Whether or not novel biomarkers have the potential to revolutionize renal and critical care of AKI patients by adding substantially to the current diagnostic systems for AKI or to successful interventions (if used earlier in the course of AKI) remains unclear. On the contrary, the use of these biomarkers may distract clinicians from adequate clinical evaluation of patients and carries the risk of worse instead of better patient care and outcomes.

Multi-biomarker panels will likely aid the diagnosis of various types of AKI, but one must recognize the different inherent performance characteristics of the individual biomarker and the simple fact that AKI is a heterogonous syndrome. The biomarker profile of cardiac surgery-induced AKI may be different from that of septic AKI, which will be different from those of causes such as toxin-induced or obstructive AKI.

The use of such AKI biomarkers is a potentially valuable clinical strategy that may allow clinicians to aggressively and appropriately treat and triage those patients with impending severe AKI. However, it is unclear whether early prediction of AKI and pharmacologic interventions will improve care and reduce adverse events of AKI in clinical practice.[50] Whether or not earlier initiation of RRT for AKI reduces overall mortality and development of chronic kidney disease due to AKI, as suggested by observational studies, remains to be shown by adequately powered randomized prospective investigations. Moreover, a considerable proportion of AKI patients starting RRT at early RIFLE class stages (R, I) are likely to spontaneously recover renal function before significant sequelae of AKI, such as fluid overload or azotemia, develop. Thus, the potential benefits of RRT may not exceed the potential risks of extracorporeal blood purification.

The currently published investigations consistently show that urinary AKI biomarkers are not the panacea that will correctly identify 100% of all AKI patients before the current standard serum creatinine measurement does the same.

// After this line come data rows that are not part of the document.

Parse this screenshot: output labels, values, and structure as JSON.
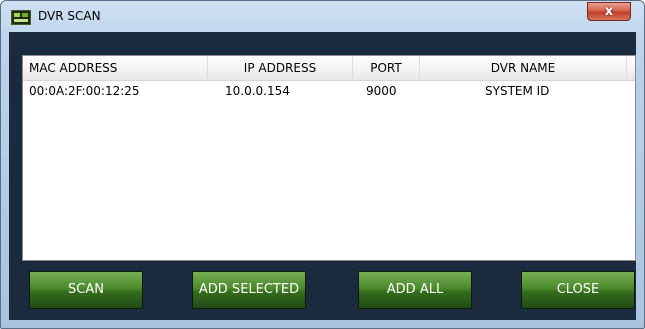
{
  "window": {
    "title": "DVR SCAN",
    "close_symbol": "x"
  },
  "table": {
    "headers": [
      "MAC ADDRESS",
      "IP ADDRESS",
      "PORT",
      "DVR NAME"
    ],
    "rows": [
      {
        "mac": "00:0A:2F:00:12:25",
        "ip": "10.0.0.154",
        "port": "9000",
        "name": "SYSTEM ID"
      }
    ]
  },
  "buttons": {
    "scan": "SCAN",
    "add_selected": "ADD SELECTED",
    "add_all": "ADD ALL",
    "close": "CLOSE"
  },
  "colors": {
    "button_green": "#4b8a2c",
    "panel_background": "#1b2b3e",
    "title_close_red": "#c23f28"
  },
  "icons": {
    "app": "dvr-app-icon",
    "window_close": "close-icon"
  }
}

Documentation of the presence or increased levels of urinary biomarkers may, in a significant number of patients, detect mild or transient renal dysfunction that is presently undetected by traditional markers of AKI. The clinical relevance of this requires further evaluation of the sensitivity of the biomarkers.

It is unclear whether biomarkers should be measured in all patients in the ICU or whether sub-populations at risk should be selected.

There is an urgent need for further data. It is vital that additional large future studies clearly demonstrate the association between biomarkers and hard clinical outcomes, independent of serum creatinine levels, and that randomization to reno-protective treatment or early initiation of RRT on the basis of high biomarker levels results in a significant improvement in clinical outcomes compared with traditional diagnosis of AKI.